Après les témoignages sur la première journée d’audience de deux témoins scientifiques (la climatologue Elisabeth Michel, et Florian Simatos spécialiste de l’impact environnemental de l’aviation), la deuxième journée d’audience a été marquée par deux témoignages poignants : Anthony Viaux, ancien pilote de ligne reconverti, a expliqué comment son métier l’a placé en première ligne pour constater les conséquences du changement climatique sur la fonte des glaciers ou du Groenland ou l'augmentation d'événements extrêmes. Il expliqué son choix de se reconvertir par son refus d'être une partie du problème. Françoise Brochot a ensuite témoigné en tant que présidente de l'advocnar, association de riverains luttant contre les nuisances aériennes. Elle a témoigné de l'immense désespoir des citoyens prenant contact avec son association, pour qui la pollution sonore représente un harcèlement permanent, jour et nuit, pouvant aller jusqu'à provoquer des troubles dépressifs. Elle a aussi témoigné de l'absence de prise en compte de ce problème par les pouvoirs publics, qui continuent d'autoriser une augmentation des vols de nuit.
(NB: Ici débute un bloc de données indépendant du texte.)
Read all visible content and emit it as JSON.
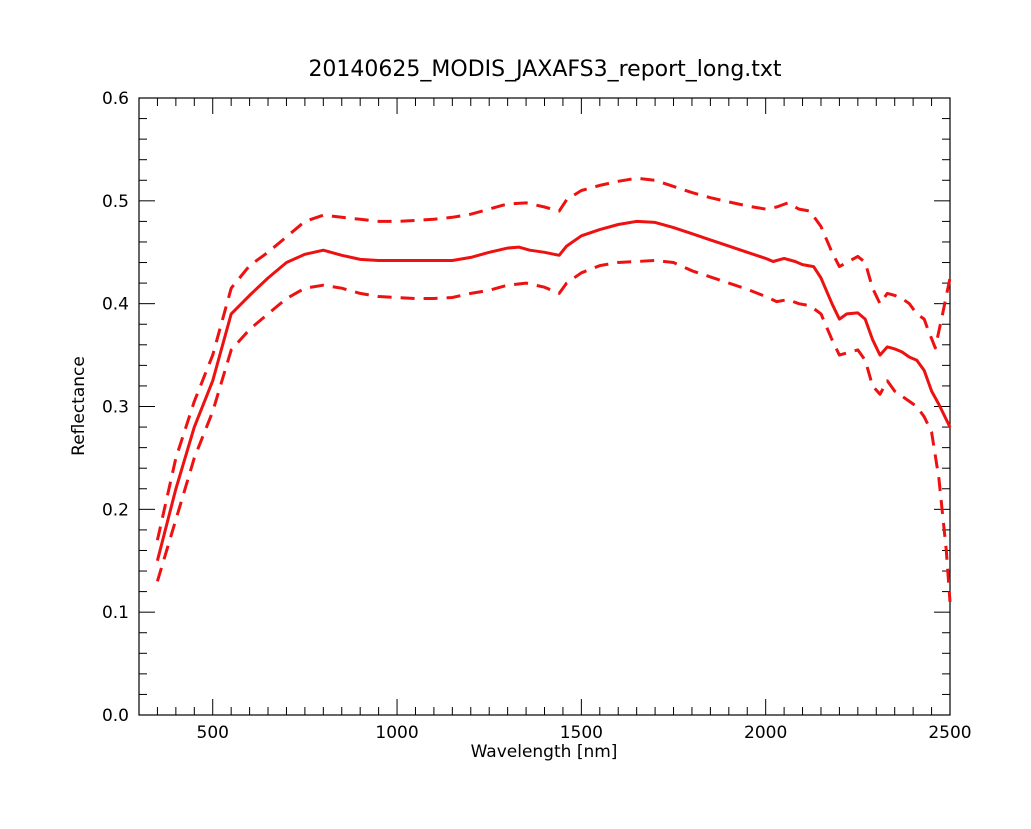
{
  "chart_data": {
    "type": "line",
    "title": "20140625_MODIS_JAXAFS3_report_long.txt",
    "xlabel": "Wavelength [nm]",
    "ylabel": "Reflectance",
    "xlim": [
      300,
      2500
    ],
    "ylim": [
      0.0,
      0.6
    ],
    "x_ticks": [
      500,
      1000,
      1500,
      2000,
      2500
    ],
    "x_tick_labels": [
      "500",
      "1000",
      "1500",
      "2000",
      "2500"
    ],
    "y_ticks": [
      0.0,
      0.1,
      0.2,
      0.3,
      0.4,
      0.5,
      0.6
    ],
    "y_tick_labels": [
      "0.0",
      "0.1",
      "0.2",
      "0.3",
      "0.4",
      "0.5",
      "0.6"
    ],
    "grid": false,
    "line_color": "#ee1111",
    "series": [
      {
        "style": "solid",
        "x": [
          350,
          400,
          450,
          500,
          550,
          600,
          650,
          700,
          750,
          800,
          850,
          900,
          950,
          1000,
          1050,
          1100,
          1150,
          1200,
          1250,
          1300,
          1330,
          1360,
          1400,
          1440,
          1460,
          1500,
          1550,
          1600,
          1650,
          1700,
          1750,
          1800,
          1850,
          1900,
          1950,
          2000,
          2020,
          2050,
          2080,
          2100,
          2130,
          2150,
          2180,
          2200,
          2220,
          2250,
          2270,
          2290,
          2310,
          2330,
          2350,
          2370,
          2390,
          2410,
          2430,
          2450,
          2470,
          2500
        ],
        "y": [
          0.15,
          0.22,
          0.28,
          0.325,
          0.39,
          0.408,
          0.425,
          0.44,
          0.448,
          0.452,
          0.447,
          0.443,
          0.442,
          0.442,
          0.442,
          0.442,
          0.442,
          0.445,
          0.45,
          0.454,
          0.455,
          0.452,
          0.45,
          0.447,
          0.456,
          0.466,
          0.472,
          0.477,
          0.48,
          0.479,
          0.474,
          0.468,
          0.462,
          0.456,
          0.45,
          0.444,
          0.441,
          0.444,
          0.441,
          0.438,
          0.436,
          0.425,
          0.4,
          0.385,
          0.39,
          0.391,
          0.385,
          0.365,
          0.35,
          0.358,
          0.356,
          0.353,
          0.348,
          0.345,
          0.335,
          0.315,
          0.302,
          0.28
        ]
      },
      {
        "style": "dashed",
        "x": [
          350,
          400,
          450,
          500,
          550,
          600,
          650,
          700,
          750,
          800,
          850,
          900,
          950,
          1000,
          1050,
          1100,
          1150,
          1200,
          1250,
          1300,
          1350,
          1400,
          1440,
          1460,
          1500,
          1550,
          1600,
          1650,
          1700,
          1750,
          1800,
          1850,
          1900,
          1950,
          2000,
          2030,
          2060,
          2090,
          2120,
          2150,
          2180,
          2200,
          2220,
          2250,
          2270,
          2290,
          2310,
          2330,
          2350,
          2370,
          2390,
          2410,
          2430,
          2440,
          2460,
          2480,
          2500
        ],
        "y": [
          0.17,
          0.25,
          0.305,
          0.35,
          0.415,
          0.437,
          0.45,
          0.465,
          0.48,
          0.486,
          0.484,
          0.482,
          0.48,
          0.48,
          0.481,
          0.482,
          0.484,
          0.487,
          0.492,
          0.497,
          0.498,
          0.494,
          0.49,
          0.501,
          0.51,
          0.515,
          0.519,
          0.522,
          0.52,
          0.514,
          0.508,
          0.503,
          0.499,
          0.495,
          0.492,
          0.494,
          0.498,
          0.492,
          0.49,
          0.475,
          0.45,
          0.436,
          0.44,
          0.446,
          0.44,
          0.415,
          0.4,
          0.41,
          0.408,
          0.405,
          0.4,
          0.39,
          0.385,
          0.375,
          0.357,
          0.39,
          0.425
        ]
      },
      {
        "style": "dashed",
        "x": [
          350,
          400,
          450,
          500,
          550,
          600,
          650,
          700,
          750,
          800,
          850,
          900,
          950,
          1000,
          1050,
          1100,
          1150,
          1200,
          1250,
          1300,
          1350,
          1400,
          1440,
          1460,
          1500,
          1550,
          1600,
          1650,
          1700,
          1750,
          1800,
          1850,
          1900,
          1950,
          2000,
          2030,
          2060,
          2090,
          2120,
          2150,
          2180,
          2200,
          2220,
          2250,
          2270,
          2290,
          2310,
          2330,
          2350,
          2370,
          2390,
          2410,
          2430,
          2450,
          2470,
          2490,
          2500
        ],
        "y": [
          0.13,
          0.19,
          0.25,
          0.295,
          0.355,
          0.375,
          0.39,
          0.405,
          0.415,
          0.418,
          0.415,
          0.41,
          0.407,
          0.406,
          0.405,
          0.405,
          0.406,
          0.41,
          0.413,
          0.418,
          0.42,
          0.416,
          0.41,
          0.42,
          0.43,
          0.437,
          0.44,
          0.441,
          0.442,
          0.44,
          0.432,
          0.426,
          0.42,
          0.414,
          0.407,
          0.402,
          0.404,
          0.4,
          0.398,
          0.39,
          0.365,
          0.35,
          0.352,
          0.355,
          0.345,
          0.32,
          0.312,
          0.325,
          0.315,
          0.31,
          0.305,
          0.3,
          0.29,
          0.275,
          0.23,
          0.16,
          0.11
        ]
      }
    ]
  }
}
Enfin, les plaidoiries des avocats de la défense sont venues rappeler que les vrais coupables sont ceux qui défendent des projets climaticides. Chloé Saynac a ainsi comparé la volonté du parquet de condamner des activistes pour des dégradations à une situation où le procès de Guy Georges tournerait autour de la dégradation de sa chemise lors de son interpellation. Alexis Baudin a ensuite fait la démonstration juridique de l'état de nécessité dans lequel se trouvaient les activistes de faire cette action afin d’éviter un dommage bien plus grand.
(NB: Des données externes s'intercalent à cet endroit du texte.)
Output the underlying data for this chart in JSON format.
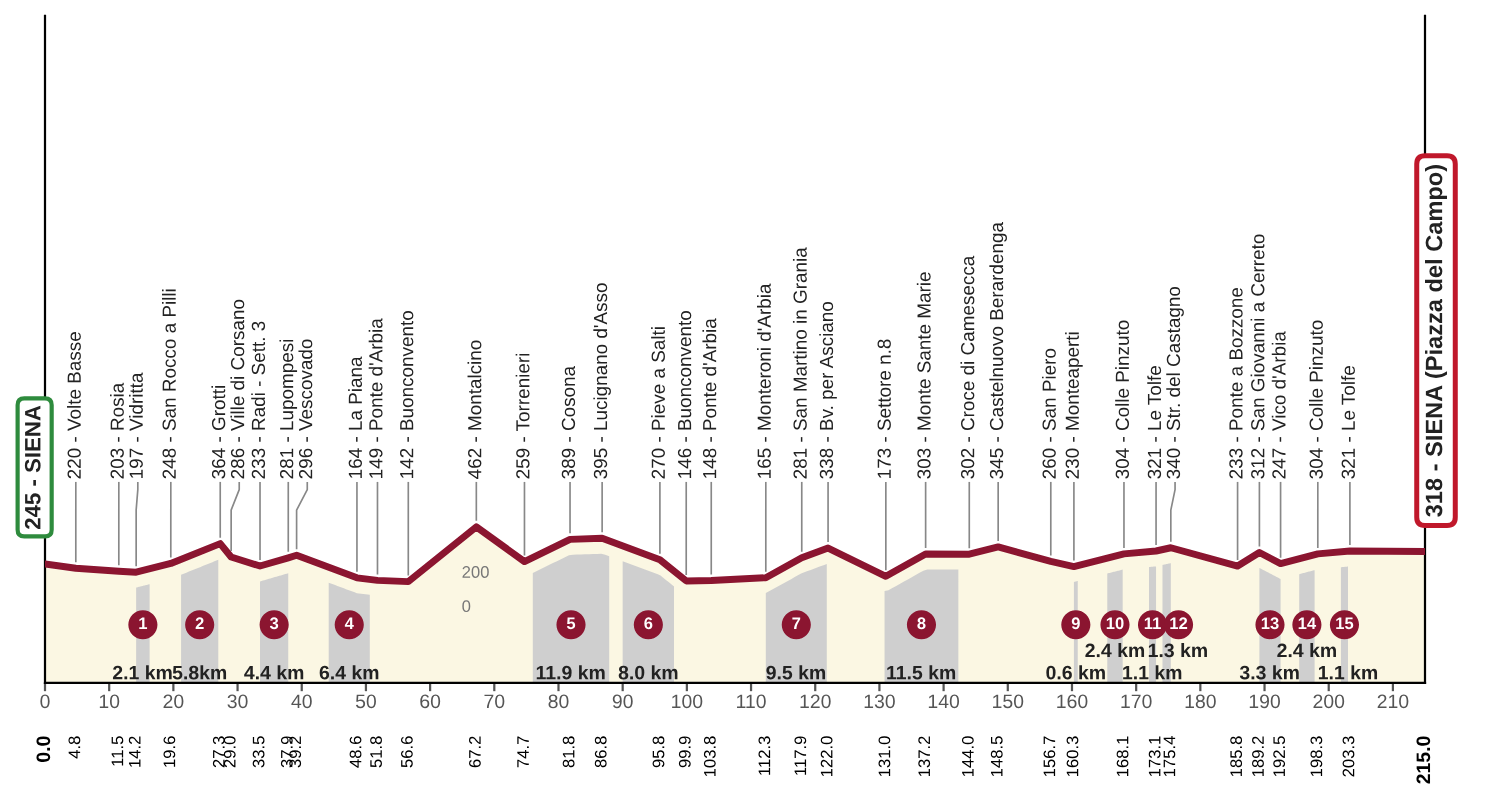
{
  "chart_data": {
    "type": "area",
    "color": "#8b1530",
    "x": [
      0.0,
      4.8,
      11.5,
      14.2,
      19.6,
      27.3,
      29.0,
      33.5,
      37.9,
      39.2,
      48.6,
      51.8,
      56.6,
      67.2,
      74.7,
      81.8,
      86.8,
      95.8,
      99.9,
      103.8,
      112.3,
      117.9,
      122.0,
      131.0,
      137.2,
      144.0,
      148.5,
      156.7,
      160.3,
      168.1,
      173.1,
      175.4,
      185.8,
      189.2,
      192.5,
      198.3,
      203.3,
      215.0
    ],
    "values": [
      245,
      220,
      203,
      197,
      248,
      364,
      286,
      233,
      281,
      296,
      164,
      149,
      142,
      462,
      259,
      389,
      395,
      270,
      146,
      148,
      165,
      281,
      338,
      173,
      303,
      302,
      345,
      260,
      230,
      304,
      321,
      340,
      233,
      312,
      247,
      304,
      321,
      318
    ],
    "xlim": [
      0,
      215
    ],
    "ylim": [
      -450,
      3450
    ],
    "xticks": [
      0,
      10,
      20,
      30,
      40,
      50,
      60,
      70,
      80,
      90,
      100,
      110,
      120,
      130,
      140,
      150,
      160,
      170,
      180,
      190,
      200,
      210
    ],
    "yticks": [
      0,
      200
    ],
    "x2lim": [
      0,
      215
    ],
    "x2ticks": [
      {
        "value": 0,
        "label": "0.0"
      },
      4.8,
      11.5,
      14.2,
      19.6,
      27.3,
      {
        "value": 29,
        "label": "29.0"
      },
      33.5,
      37.9,
      39.2,
      48.6,
      51.8,
      56.6,
      67.2,
      74.7,
      81.8,
      86.8,
      95.8,
      99.9,
      103.8,
      112.3,
      117.9,
      {
        "value": 122,
        "label": "122.0"
      },
      {
        "value": 131,
        "label": "131.0"
      },
      137.2,
      {
        "value": 144,
        "label": "144.0"
      },
      148.5,
      156.7,
      160.3,
      168.1,
      173.1,
      175.4,
      185.8,
      189.2,
      192.5,
      198.3,
      203.3,
      {
        "value": 215,
        "label": "215.0"
      }
    ],
    "bands": [
      {
        "axis": "x",
        "from": 14.2,
        "to": 16.3,
        "label": "1",
        "color": "#cfcfcf"
      },
      {
        "axis": "x",
        "from": 21.2,
        "to": 27.0,
        "label": "2",
        "color": "#cfcfcf"
      },
      {
        "axis": "x",
        "from": 33.5,
        "to": 37.9,
        "label": "3",
        "color": "#cfcfcf"
      },
      {
        "axis": "x",
        "from": 44.2,
        "to": 50.6,
        "label": "4",
        "color": "#cfcfcf"
      },
      {
        "axis": "x",
        "from": 76.0,
        "to": 87.9,
        "label": "5",
        "color": "#cfcfcf"
      },
      {
        "axis": "x",
        "from": 90.0,
        "to": 98.0,
        "label": "6",
        "color": "#cfcfcf"
      },
      {
        "axis": "x",
        "from": 112.3,
        "to": 121.8,
        "label": "7",
        "color": "#cfcfcf"
      },
      {
        "axis": "x",
        "from": 130.8,
        "to": 142.3,
        "label": "8",
        "color": "#cfcfcf"
      },
      {
        "axis": "x",
        "from": 160.3,
        "to": 160.9,
        "label": "9",
        "color": "#cfcfcf"
      },
      {
        "axis": "x",
        "from": 165.5,
        "to": 167.9,
        "label": "10",
        "color": "#cfcfcf"
      },
      {
        "axis": "x",
        "from": 172.0,
        "to": 173.1,
        "label": "11",
        "color": "#cfcfcf"
      },
      {
        "axis": "x",
        "from": 174.1,
        "to": 175.4,
        "label": "12",
        "color": "#cfcfcf"
      },
      {
        "axis": "x",
        "from": 189.2,
        "to": 192.5,
        "label": "13",
        "color": "#cfcfcf"
      },
      {
        "axis": "x",
        "from": 195.4,
        "to": 197.8,
        "label": "14",
        "color": "#cfcfcf"
      },
      {
        "axis": "x",
        "from": 201.9,
        "to": 203.0,
        "label": "15",
        "color": "#cfcfcf"
      }
    ],
    "annotations": [
      {
        "text": "245 - SIENA",
        "x": 0.0,
        "y": 245
      },
      {
        "text": "220 - Volte Basse",
        "x": 4.8,
        "y": 220
      },
      {
        "text": "203 - Rosia",
        "x": 11.5,
        "y": 203
      },
      {
        "text": "197 - Vidritta",
        "x": 14.2,
        "y": 197
      },
      {
        "text": "248 - San Rocco a Pilli",
        "x": 19.6,
        "y": 248
      },
      {
        "text": "364 - Grotti",
        "x": 27.3,
        "y": 364
      },
      {
        "text": "286 - Ville di Corsano",
        "x": 29.0,
        "y": 286
      },
      {
        "text": "233 - Radi - Sett. 3",
        "x": 33.5,
        "y": 233
      },
      {
        "text": "281 - Lupompesi",
        "x": 37.9,
        "y": 281
      },
      {
        "text": "296 - Vescovado",
        "x": 39.2,
        "y": 296
      },
      {
        "text": "164 - La Piana",
        "x": 48.6,
        "y": 164
      },
      {
        "text": "149 - Ponte d'Arbia",
        "x": 51.8,
        "y": 149
      },
      {
        "text": "142 - Buonconvento",
        "x": 56.6,
        "y": 142
      },
      {
        "text": "462 - Montalcino",
        "x": 67.2,
        "y": 462
      },
      {
        "text": "259 - Torrenieri",
        "x": 74.7,
        "y": 259
      },
      {
        "text": "389 - Cosona",
        "x": 81.8,
        "y": 389
      },
      {
        "text": "395 - Lucignano d'Asso",
        "x": 86.8,
        "y": 395
      },
      {
        "text": "270 - Pieve a Salti",
        "x": 95.8,
        "y": 270
      },
      {
        "text": "146 - Buonconvento",
        "x": 99.9,
        "y": 146
      },
      {
        "text": "148 - Ponte d'Arbia",
        "x": 103.8,
        "y": 148
      },
      {
        "text": "165 - Monteroni d'Arbia",
        "x": 112.3,
        "y": 165
      },
      {
        "text": "281 - San Martino in Grania",
        "x": 117.9,
        "y": 281
      },
      {
        "text": "338 - Bv. per Asciano",
        "x": 122.0,
        "y": 338
      },
      {
        "text": "173 - Settore n.8",
        "x": 131.0,
        "y": 173
      },
      {
        "text": "303 - Monte Sante Marie",
        "x": 137.2,
        "y": 303
      },
      {
        "text": "302 - Croce di Camesecca",
        "x": 144.0,
        "y": 302
      },
      {
        "text": "345 - Castelnuovo Berardenga",
        "x": 148.5,
        "y": 345
      },
      {
        "text": "260 - San Piero",
        "x": 156.7,
        "y": 260
      },
      {
        "text": "230 - Monteaperti",
        "x": 160.3,
        "y": 230
      },
      {
        "text": "304 - Colle Pinzuto",
        "x": 168.1,
        "y": 304
      },
      {
        "text": "321 - Le Tolfe",
        "x": 173.1,
        "y": 321
      },
      {
        "text": "340 - Str. del Castagno",
        "x": 175.4,
        "y": 340
      },
      {
        "text": "233 - Ponte a Bozzone",
        "x": 185.8,
        "y": 233
      },
      {
        "text": "312 - San Giovanni a Cerreto",
        "x": 189.2,
        "y": 312
      },
      {
        "text": "247 - Vico d'Arbia",
        "x": 192.5,
        "y": 247
      },
      {
        "text": "304 - Colle Pinzuto",
        "x": 198.3,
        "y": 304
      },
      {
        "text": "321 - Le Tolfe",
        "x": 203.3,
        "y": 321
      },
      {
        "text": "318 - SIENA (Piazza del Campo)",
        "x": 215.0,
        "y": 318
      },
      {
        "text": "2.1 km",
        "x": 15.2,
        "y": -400
      },
      {
        "text": "5.8km",
        "x": 24.1,
        "y": -400
      },
      {
        "text": "4.4 km",
        "x": 35.7,
        "y": -400
      },
      {
        "text": "6.4 km",
        "x": 47.4,
        "y": -400
      },
      {
        "text": "11.9 km",
        "x": 81.9,
        "y": -400
      },
      {
        "text": "8.0 km",
        "x": 94.0,
        "y": -400
      },
      {
        "text": "9.5 km",
        "x": 117.0,
        "y": -400
      },
      {
        "text": "11.5 km",
        "x": 136.5,
        "y": -400
      },
      {
        "text": "0.6 km",
        "x": 160.6,
        "y": -400
      },
      {
        "text": "2.4 km",
        "x": 166.7,
        "y": -270
      },
      {
        "text": "1.1 km",
        "x": 172.5,
        "y": -400
      },
      {
        "text": "1.3 km",
        "x": 176.5,
        "y": -270
      },
      {
        "text": "3.3 km",
        "x": 190.8,
        "y": -400
      },
      {
        "text": "2.4 km",
        "x": 196.6,
        "y": -270
      },
      {
        "text": "1.1 km",
        "x": 203.0,
        "y": -400
      }
    ]
  }
}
Rassemblement devant le Palais de Justice en soutien aux inculpée·es, 1er décembre 2025. © Benoit Dérouet

Le 3 octobre 2020, 350 activistes ont protesté à Roissy contre le projet d’extension de l’aéroport, dont 135 directement sur le tarmac, dans le cadre de la « marche sur les aéroports », organisée dans toute la France. Jérôme Guilet avait fait partie de l’équipe ayant fait irruption sur le tarmac pour dénoncer l’absurdité du projet de terminal 4, et plus largement pour inviter à remettre en question un secteur dont les prévisions de croissance sont incompatibles avec l’objectif de neutralité carbone à l’horizon 2050. Un premier procès en octobre 2021 avait abouti à la relaxe des activistes poursuivis, décision contestée par le procureur qui a fait appel. En février 2021, le gouvernement a abandonné le projet de terminal 4, le jugeant incompatible avec sa politique environnementale. ADP porte aujourd’hui un nouveau projet d’extension visant une augmentation du traffic. Une trentaine d’organisations contestent cette nouvelle extension et ont lancé une pétition, dénonçant la poursuite par l’État de projets contraires aux objectifs climatiques de l’Accord de Paris.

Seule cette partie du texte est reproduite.